During the Battle of Jarama, O'Connor witnessed the death of the poet and fellow volunteer Charlie Donnelly. O'Connor, alongside his fellow Waterford volunteers Johnny and Paddy Power, carried Donnelly's body back from the front line.

A week after Brunete, O'Connor was the only Irishman remaining on the frontline, everyone else either being wounded or killed. Irish historian Lawrence William White suggests by this point O'Connor may have seen the most fighting of any Irish Republican volunteer. With the Irish casualties mounting, the commander of the Irish Frank Ryan pulled O'Connor from the line and ordered him to return to Ireland and speak publicly on behalf of the Republican side, to counter anti-Republican narratives being entertained there. O'Connor returned to Ireland in September 1937.

==Later life==
Upon his return to Ireland, O'Connor joined the Labour party (despite retaining his membership of the Communist Party) in 1938. By 1939 he'd become secretary of Labour's Waterford branch. Between 1944 and 1950 O'Connor represented Labour on Waterford City Council. In 1946 O'Connor started working as an insurance agent for Royal Liver. He would hold that job for the rest of his working life.

In O'Connor's later years he became an activist against South African apartheid. In 1979 he accompanied Frank Edwards and follow Spanish war veteran Michael O'Riordan to East Germany to collect the remains of Frank Ryan and return them to Ireland.

In the wake of the collapse of the Soviet Union, O'Connor reaffirmed his communist views, stating "Nothing that has happened in recent years has deflected me from my belief in James Connolly's teaching of the necessity for the re-conquest of Ireland by its people and that Ireland will never be truly free until our working people are free and in possession of the wealth and the wealth-producing processes of their country".

In 1994 he was a part of a ceremony held at the ATGWU hall in Waterford in which two plaques created by Waterford Crystal dedicated to the ten Waterford Volunteers who went to Spain were unveiled. That same year O'Connor returned to Spain to attend the unveiling of a Republican memorial in the Jarama valley. At that ceremony, O'Connor stated "I truly believe that if fascism had been defeated in Spain and if France, Britain and America had supported the legally elected government at the time, then the Second World War would probably never have happened."

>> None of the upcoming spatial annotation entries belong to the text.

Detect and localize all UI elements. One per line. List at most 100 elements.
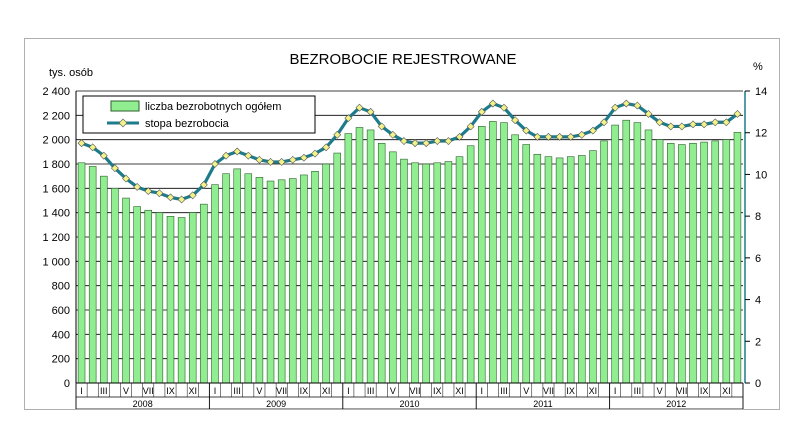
rate-point — [266, 157, 275, 166]
bar — [478, 125, 486, 384]
rate-point — [166, 193, 175, 202]
rate-point — [322, 143, 331, 152]
bar — [678, 144, 686, 384]
bar-series — [77, 119, 742, 384]
x-month-label: I — [347, 386, 350, 396]
x-month-label: VII — [543, 386, 554, 396]
bar — [644, 129, 653, 384]
x-month-label: XI — [322, 386, 331, 396]
x-month-label: VII — [276, 386, 287, 396]
x-month-label: III — [500, 386, 508, 396]
chart-svg: BEZROBOCIE REJESTROWANE tys. osób % 0200… — [42, 51, 767, 409]
bar — [322, 163, 330, 384]
bar — [133, 206, 141, 384]
y-left-tick-label: 1 000 — [42, 256, 70, 268]
rate-point — [199, 180, 208, 189]
y-right-tick-label: 6 — [755, 253, 761, 265]
rate-point — [177, 195, 186, 204]
rate-point — [577, 130, 586, 139]
rate-point — [466, 122, 475, 131]
bar — [611, 124, 619, 384]
bar — [166, 216, 175, 384]
rate-point — [233, 147, 242, 156]
rate-point — [122, 174, 130, 183]
bar — [622, 119, 631, 384]
bar — [655, 139, 664, 384]
y-left-tick-label: 1 200 — [42, 232, 70, 244]
rate-point — [555, 132, 564, 141]
x-month-label: V — [390, 386, 396, 396]
bar — [666, 143, 675, 384]
legend-line-label: stopa bezrobocia — [145, 118, 230, 130]
bar — [366, 129, 375, 384]
bar — [400, 158, 408, 384]
x-month-label: IX — [700, 386, 709, 396]
bar — [589, 150, 597, 384]
rate-point — [355, 103, 364, 112]
rate-point — [411, 139, 419, 148]
rate-point — [644, 110, 653, 118]
rate-point — [288, 155, 297, 164]
rate-point — [422, 139, 431, 148]
x-month-label: III — [367, 386, 375, 396]
chart-frame: BEZROBOCIE REJESTROWANE tys. osób % 0 200… — [24, 38, 780, 410]
x-month-label: IX — [300, 386, 309, 396]
bar — [389, 151, 397, 384]
gridlines — [76, 90, 743, 384]
y-left-tick-label: 1 800 — [42, 159, 70, 171]
x-year-label: 2010 — [399, 399, 419, 409]
bar — [433, 162, 442, 384]
x-month-label: III — [100, 386, 108, 396]
bar — [355, 127, 364, 384]
rate-point — [333, 130, 342, 139]
x-month-label: XI — [589, 386, 598, 396]
rate-point — [388, 130, 397, 139]
bar — [711, 140, 719, 384]
y-left-tick-label: 800 — [52, 281, 70, 293]
bar — [144, 209, 153, 384]
rate-point — [277, 157, 286, 166]
rate-point — [566, 132, 575, 141]
rate-point — [522, 126, 531, 135]
legend: liczba bezrobotnych ogółem stopa bezrobo… — [82, 95, 316, 134]
rate-point — [299, 153, 308, 162]
rate-point — [689, 120, 697, 129]
rate-point — [211, 160, 219, 168]
y-right-tick-label: 0 — [755, 378, 761, 390]
bar — [211, 184, 219, 384]
y-left-tick-label: 600 — [52, 305, 70, 317]
rate-point — [700, 120, 709, 129]
rate-point — [344, 114, 353, 123]
legend-bar-swatch — [110, 100, 140, 112]
rate-point — [77, 139, 86, 148]
x-year-label: 2012 — [666, 399, 686, 409]
y-left-tick-label: 0 — [64, 378, 70, 390]
bar — [444, 161, 453, 384]
bar — [455, 156, 464, 384]
y-left-tick-label: 2 200 — [42, 110, 70, 122]
bar — [566, 156, 575, 384]
bar — [111, 188, 119, 384]
x-month-label: XI — [455, 386, 464, 396]
x-month-label: V — [523, 386, 529, 396]
x-month-label: I — [214, 386, 217, 396]
rate-point — [133, 183, 142, 191]
rate-point — [99, 151, 108, 160]
bar — [88, 166, 97, 384]
y-right-tick-label: 10 — [755, 169, 767, 181]
y-left-tick-label: 1 400 — [42, 208, 70, 220]
rate-point — [666, 122, 675, 131]
bar — [422, 163, 430, 384]
rate-point — [188, 191, 197, 200]
y-right-tick-label: 12 — [755, 128, 767, 140]
bar — [722, 139, 731, 384]
rate-point — [88, 143, 97, 152]
x-month-label: V — [256, 386, 262, 396]
axes: 0 200 400 600 800 1 000 1 200 1 400 1 600 1 800 2 … — [42, 86, 767, 409]
bar — [466, 145, 475, 384]
rate-point — [144, 187, 153, 196]
y-left-tick-label: 400 — [52, 329, 70, 341]
y-right-tick-label: 2 — [755, 336, 761, 348]
y-left-tick-label: 200 — [52, 354, 70, 366]
bar — [333, 152, 341, 384]
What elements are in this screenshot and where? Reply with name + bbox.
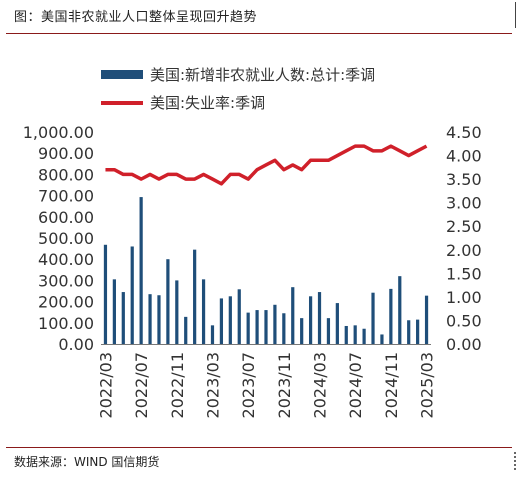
left-tick-label: 100.00 xyxy=(38,314,94,333)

In 1996 O'Connor returned once more, this time to accept honorary citizenship of Spain alongside 360 other surviving volunteers. It was also in 1996 that O'Connor released a short autobiography entitled A Soldier of Liberty, containing excerpts from his Spanish diary.

Peter O'Connor died on 19 June 1999 in Waterford regional hospital.

==Personal life==
O'Connor married Bridget "Biddy" Hartery in February 1939. They had one son and one daughter together. Their son Dr Emmet O'Connor became a noted labour historian and lecturer in political science at Magee College in Derry. O'Connor's nephew Seamus Ryan represented Labour on the Waterford City Council from 1999 to 2014.